To nip the inflation genie, we will have another recession in the next year. In other words, the cycle of boom and bust is still with us because of war and the Federal Reserve, the institution that can create new money out of thin air and then "tightens" money by raising interest rates to put a lid on inflation. While the players have changed in Washington DC, the ideas that give birth to war and inflation are entrenched in the federal government.

Chart 1

Chart 2


What then does the future hold? A few quotes over the centuries are just as applicable today as when they were written or uttered by numerous well-known individuals.

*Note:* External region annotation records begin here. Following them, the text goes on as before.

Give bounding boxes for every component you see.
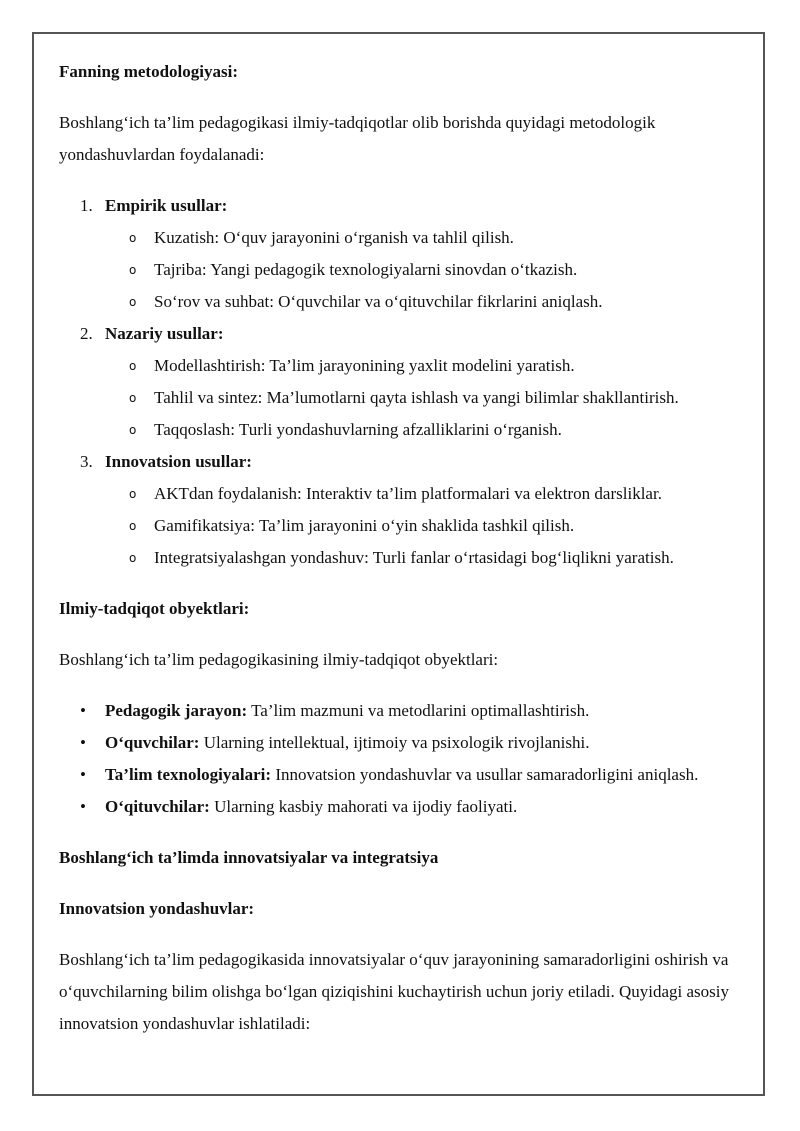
list-item-text: Kuzatish: O‘quv jarayonini o‘rganish va tahlil qilish. — [154, 228, 514, 247]
list-item — [59, 791, 749, 823]
term-label: O‘quvchilar: — [105, 733, 200, 752]
list-item — [105, 414, 749, 446]
list-number: 1. — [80, 196, 93, 215]
list-item — [105, 350, 749, 382]
list-number: 2. — [80, 324, 93, 343]
list-item — [59, 695, 749, 727]
sub-list — [105, 478, 749, 574]
list-item — [105, 286, 749, 318]
document-body — [59, 56, 749, 1059]
list-item-text: Taqqoslash: Turli yondashuvlarning afzalliklarini o‘rganish. — [154, 420, 562, 439]
research-objects-list — [59, 695, 749, 823]
category-title: Empirik usullar: — [105, 196, 228, 215]
sub-list — [105, 222, 749, 318]
sub-list — [105, 350, 749, 446]
list-number: 3. — [80, 452, 93, 471]
term-label: Ta’lim texnologiyalari: — [105, 765, 272, 784]
list-item-text: Tajriba: Yangi pedagogik texnologiyalarni sinovdan o‘tkazish. — [154, 260, 578, 279]
subheading-innovative-approaches: Innovatsion yondashuvlar: — [59, 899, 255, 918]
methods-list — [59, 190, 749, 574]
circle-bullet-icon: o — [129, 359, 137, 373]
innovations-intro: Boshlang‘ich ta’lim pedagogikasida innovatsiyalar o‘quv jarayonining samaradorligini oshirish va o‘quvchilarning bilim olishga bo‘lgan qiziqishini kuchaytirish uchun joriy etiladi. Quyidagi asosiy innovatsion yondashuvlar ishlatiladi: — [59, 950, 729, 1033]
category-title: Innovatsion usullar: — [105, 452, 252, 471]
list-item — [105, 542, 749, 574]
term-description: Ularning kasbiy mahorati va ijodiy faoliyati. — [209, 797, 518, 816]
research-objects-intro: Boshlang‘ich ta’lim pedagogikasining ilmiy-tadqiqot obyektlari: — [59, 650, 499, 669]
circle-bullet-icon: o — [129, 263, 137, 277]
term-description: Innovatsion yondashuvlar va usullar samaradorligini aniqlash. — [271, 765, 699, 784]
term-label: O‘qituvchilar: — [105, 797, 210, 816]
circle-bullet-icon: o — [129, 551, 137, 565]
list-item — [105, 222, 749, 254]
circle-bullet-icon: o — [129, 423, 137, 437]
list-item-text: Modellashtirish: Ta’lim jarayonining yaxlit modelini yaratish. — [154, 356, 575, 375]
circle-bullet-icon: o — [129, 487, 137, 501]
method-category-innovative — [59, 446, 749, 574]
method-category-empirical — [59, 190, 749, 318]
list-item-text: Tahlil va sintez: Ma’lumotlarni qayta ishlash va yangi bilimlar shakllantirish. — [154, 388, 679, 407]
list-item — [59, 759, 749, 791]
section-heading-methodology: Fanning metodologiyasi: — [59, 62, 238, 81]
list-item-text: AKTdan foydalanish: Interaktiv ta’lim platformalari va elektron darsliklar. — [154, 484, 662, 503]
methodology-intro: Boshlang‘ich ta’lim pedagogikasi ilmiy-tadqiqotlar olib borishda quyidagi metodologik yondashuvlardan foydalanadi: — [59, 113, 656, 164]
bullet-icon: • — [80, 701, 86, 720]
bullet-icon: • — [80, 733, 86, 752]
list-item-text: So‘rov va suhbat: O‘quvchilar va o‘qituvchilar fikrlarini aniqlash. — [154, 292, 603, 311]
circle-bullet-icon: o — [129, 391, 137, 405]
list-item-text: Integratsiyalashgan yondashuv: Turli fanlar o‘rtasidagi bog‘liqlikni yaratish. — [154, 548, 674, 567]
term-description: Ta’lim mazmuni va metodlarini optimallashtirish. — [247, 701, 590, 720]
bullet-icon: • — [80, 797, 86, 816]
term-description: Ularning intellektual, ijtimoiy va psixologik rivojlanishi. — [199, 733, 590, 752]
section-heading-innovations: Boshlang‘ich ta’limda innovatsiyalar va integratsiya — [59, 848, 439, 867]
list-item-text: Gamifikatsiya: Ta’lim jarayonini o‘yin shaklida tashkil qilish. — [154, 516, 575, 535]
bullet-icon: • — [80, 765, 86, 784]
list-item — [105, 254, 749, 286]
circle-bullet-icon: o — [129, 231, 137, 245]
section-heading-research-objects: Ilmiy-tadqiqot obyektlari: — [59, 599, 250, 618]
list-item — [105, 510, 749, 542]
circle-bullet-icon: o — [129, 519, 137, 533]
list-item — [105, 478, 749, 510]
method-category-theoretical — [59, 318, 749, 446]
category-title: Nazariy usullar: — [105, 324, 224, 343]
list-item — [59, 727, 749, 759]
list-item — [105, 382, 749, 414]
circle-bullet-icon: o — [129, 295, 137, 309]
term-label: Pedagogik jarayon: — [105, 701, 248, 720]
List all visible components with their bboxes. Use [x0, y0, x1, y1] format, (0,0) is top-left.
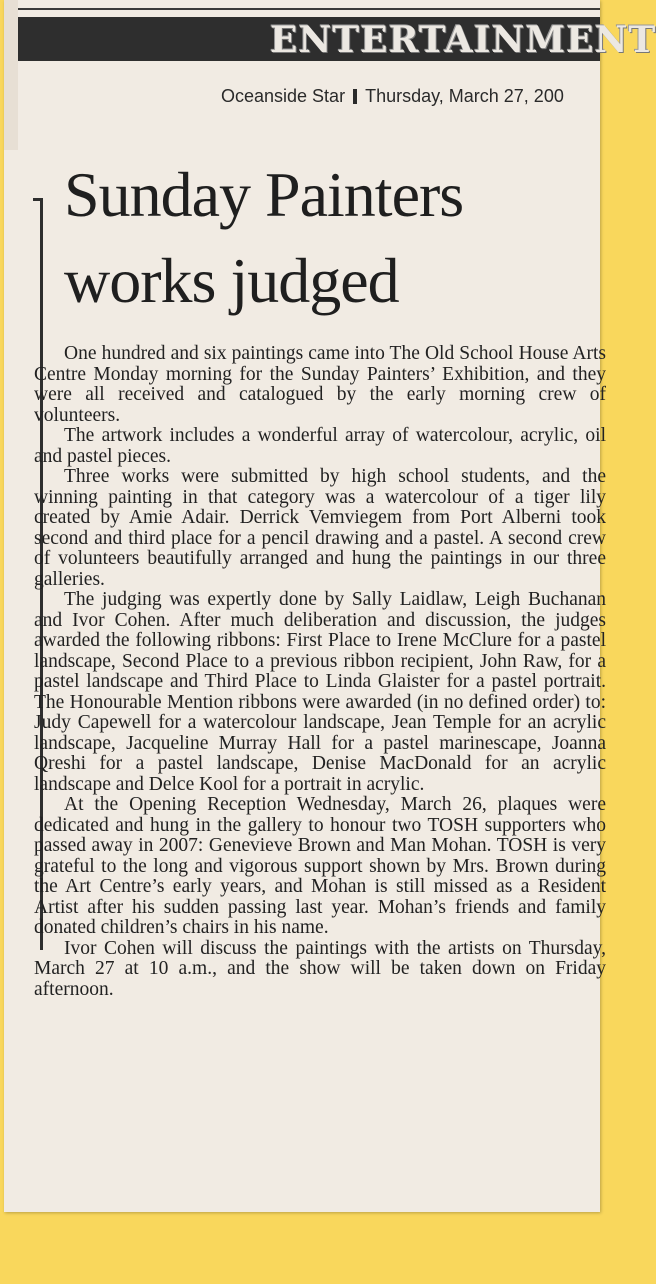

War is a racket. It always has been. It is possibly the oldest, easily the most profitable, surely the most vicious.

~ General Smedley Butler

Imperialism is an institution under which one nation asserts the right to seize the land or at least to control the government or resources of another people.

~ John T. Flynn

[T]he essence of so-called war prosperity; it enriches some by what it takes from others. It is not rising wealth but a shifting of wealth and income.

~ Ludwig von Mises

I hate those men who would send into war youth to fight and die for them; the pride and cowardice of those old men, making their wars that boys must die.

~ Mary Roberts Rinehart

Of all the enemies to public liberty, war is perhaps the most to be dreaded because it comprises and develops the germ of every other.

~ James Madison

If Tyranny and Oppression come to this land, it will be in the guise of fighting a foreign enemy.

~ James Madison

We must guard against the acquisition of unwarranted influence, whether sought or unsought, by the military-industrial complex.

~ Dwight D. Eisenhower

That we are to stand by the president, right or wrong is not only unpatriotic and servile, but is morally treasonable to the American public.

~ Theodore Roosevelt

Peace, commerce and honest friendship with all nations; entangling alliances with none.

~ Thomas Jefferson

Right is right, even if everyone is against it, and wrong is wrong, even if everyone is for it.

~ William Penn

There are an endless number of quotes about war – and particularly the Iraq war. War, in the final analysis, is about deception, deceit, debt and debasement. We have witnessed the lies of the Washington DC political establishment to justify the use of force overseas. The deceptions by government officials, pundits in the media, and analysts in the think tanks who engage in illogical and disingenuous arguments provide the propaganda to support the war. The explosion of government debt to pay for the war is putting an enormous burden on future generations. And the continued debasement of our money to maintain the welfare-warfare state makes us poorer.

War is hell. And the sooner we leave purgatory, the sooner we will fulfill the promise of America – peace, liberty and free enterprise.